Did You Know?

A bicycle commuter who rides four miles to work, five days a week, avoids 2,000 miles of driving and about 2,000 pounds of CO2 emissions each year.

1st grade transportation advocates of Summit

First graders from Graves Elementary School in the Village of Summit are on a mission to improve their community and their walk to school.

Hundreds of kids in this southwest suburb walk to school every day. While the young students enjoy their commute, they also encounter barriers that need improvement.

In April of this year, a first-grade class sent Mayor Sergio Rodriguez a letter (see below) asking for a meeting and requesting that the village work on improving the pedestrian bridge that offers one of the few connections between the north and south sides of Summit, which is separated by railroad tracks.

The bridge (pictured left) is used by hundreds of students each day to get to and from school, but it is slippery in wet weather, icy in the winter and is especially difficult to navigate for those with disabilities.

The students also unleashed their creative skills and designed models of what a safe bridge could look like.

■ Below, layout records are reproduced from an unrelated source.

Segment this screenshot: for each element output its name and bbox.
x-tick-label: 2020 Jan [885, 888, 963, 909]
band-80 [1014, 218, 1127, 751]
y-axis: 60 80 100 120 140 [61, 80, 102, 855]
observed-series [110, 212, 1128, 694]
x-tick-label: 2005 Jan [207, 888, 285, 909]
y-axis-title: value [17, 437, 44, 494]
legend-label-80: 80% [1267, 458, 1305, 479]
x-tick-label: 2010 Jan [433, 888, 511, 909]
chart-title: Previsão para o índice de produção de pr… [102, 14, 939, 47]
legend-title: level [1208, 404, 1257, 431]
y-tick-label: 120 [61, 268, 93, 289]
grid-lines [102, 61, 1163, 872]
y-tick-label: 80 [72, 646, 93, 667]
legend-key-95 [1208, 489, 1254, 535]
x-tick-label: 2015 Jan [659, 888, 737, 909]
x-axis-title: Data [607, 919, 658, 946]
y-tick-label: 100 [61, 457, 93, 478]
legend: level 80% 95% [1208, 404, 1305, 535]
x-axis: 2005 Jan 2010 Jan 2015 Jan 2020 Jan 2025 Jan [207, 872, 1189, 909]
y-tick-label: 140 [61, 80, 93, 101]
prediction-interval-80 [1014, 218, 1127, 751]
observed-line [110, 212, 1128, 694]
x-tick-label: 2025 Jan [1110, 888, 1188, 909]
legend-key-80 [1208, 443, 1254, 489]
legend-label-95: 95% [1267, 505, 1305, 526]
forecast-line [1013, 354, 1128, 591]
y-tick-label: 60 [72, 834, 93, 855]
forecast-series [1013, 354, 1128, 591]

The models are made of colorful pop-sickle sticks, yarn and construction paper. They are now proudly displayed in the school library (See bottom).

Armed with questions and ideas, the first graders met with the mayor this spring.

Afterwards, Mayor Rodriguez remarked, “The visit with the first grade classroom was a great experience. It was energizing seeing these students address a concern that they had and reach out to a village official to address their concerns.”

Currently, as part of a Healthy HotSpot grant from Cook County Department of Public Health, Active Trans is working with the Village of Summit to develop an active transportation plan for the community.

The plan lays out a low-stress network of bike lanes, sidewalks and trails to improve barriers associated with bicycling and walking.

The plan also includes recommendations to address the safety of the pedestrian bridge.

In part because of the advocacy of Graves Elementary and their first graders, the village is now developing a strategy to work with the railroad company to make improvements.

And as further testament to the school’s efforts to promote walking, this June Graves Elementary became one of eight Cook County schools to receive the 2017 Let’s Move! Active Schools National Award.

The prestigious award, started by former first Lady Michelle Obama, recognizes the nation’s top schools that are encouraging physical activity and education.

It takes a team to make positive change happen in a community. Summit is a great example of how public officials, schools and residents of all ages can work together to create a healthier community.